Talk to the people who have exited. That’s the other thing. Rachel Moran, who wrote the best book on this subject, “Paid For: My Journey Through Prostitution”—she says that when she was in the game, she would have fought us. She would have fought Demand Abolition. When she was in “the life,” she was so dependent on those payouts that she would have fought us just like her sisters are fighting us now.
Q. How did you originally get involved in this work?
I worked for the US Agency for International Development (USAID) in Romania, and as part of my portfolio in the democracy sector, I interviewed women who had been trafficked to Western Europe. What reoccurred was a very typical story: after the fall of communism the economies of Eastern Europe collapsed, and young women who had no jobs were tricked into going abroad for jobs they dreamed of and wanted. Jobs in restaurants or eldercare, babysitting, they were promised these jobs.
But instead what happened, once they got to a destination—whether it was Italy or Turkey, the Netherlands, or Germany—their passports were taken and they were pulled into the commercial sex industry, which is huge in Western Europe.
Many of the women who got arrested and deported back to Romania seemed like zombies to me. It was a horrifying experience to see 18-year-olds, 17-year-olds, 21-year-olds—they were always between the ages of 16 to 24—who not only had their bodies stolen, but their souls had been stolen. They were devastated by the experience. So that was my introduction to the work and to the crime of human trafficking, but also to the profound injustice of the economics of sex trafficking, because there’s a demand for a commodity and the commodity is bodies.
In Germany, or in the Netherlands, local women are not prostituting. They have other options. So women are imported, and it’s the bodies of poor, naive women from Ukraine or Moldova or Romania—they are the women who are exploited.
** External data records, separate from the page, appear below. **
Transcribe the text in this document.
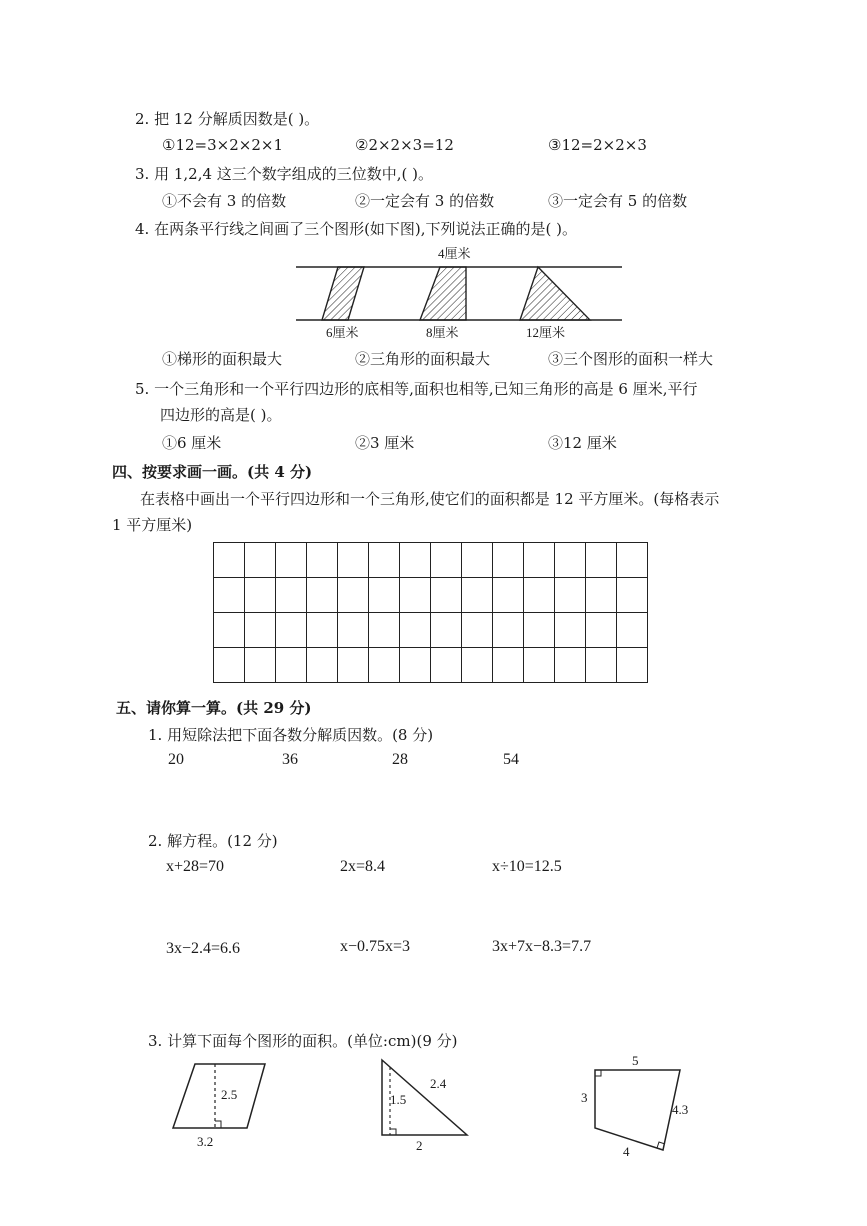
2. 把 12 分解质因数是( )。
①12=3×2×2×1	②2×2×3=12	③12=2×2×3
3. 用 1,2,4 这三个数字组成的三位数中,( )。
①不会有 3 的倍数	②一定会有 3 的倍数	③一定会有 5 的倍数
4. 在两条平行线之间画了三个图形(如下图),下列说法正确的是( )。
4厘米
6厘米	8厘米	12厘米
①梯形的面积最大	②三角形的面积最大	③三个图形的面积一样大
5. 一个三角形和一个平行四边形的底相等,面积也相等,已知三角形的高是 6 厘米,平行
四边形的高是( )。
①6 厘米	②3 厘米	③12 厘米
四、按要求画一画。(共 4 分)
在表格中画出一个平行四边形和一个三角形,使它们的面积都是 12 平方厘米。(每格表示
1 平方厘米)

五、请你算一算。(共 29 分)
1. 用短除法把下面各数分解质因数。(8 分)
20	36	28	54
2. 解方程。(12 分)
x+28=70	2x=8.4	x÷10=12.5
3x−2.4=6.6	x−0.75x=3	3x+7x−8.3=7.7
3. 计算下面每个图形的面积。(单位:cm)(9 分)
2.5
3.2
1.5
2.4
2
5
3
4.3
4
Q. What do you want to be known for?
I’m a truth-teller about the commercial sex industry. There are so many people right now fogging up the mirror on what it really does to people. It all goes back to when I was helping a 17-year-old walk to a car; she couldn’t walk because she’d been raped by hundreds of people in a few months. I mean, I cry still to this day, after 17 years. I’m like a journalist at heart, so the facts move me, and the fact that this hasn’t gotten better, it argues for Demand Abolition’s approach. Other stuff has been tried.
The views and opinions expressed in this interview are that of the interviewee and do not necessarily represent the views and opinions of Demand Abolition.
About the Spotlight Series
Across the world, people are doing powerful, innovative work to end prostitution and sex trafficking. Our Spotlight Series of blog posts features leaders in the anti-demand and abolitionist movements. We want to provide a showcase for these essential contributions to the fight against sexual abuse. The idea is simple: we’ll be asking people a few questions and publish their verbatim responses.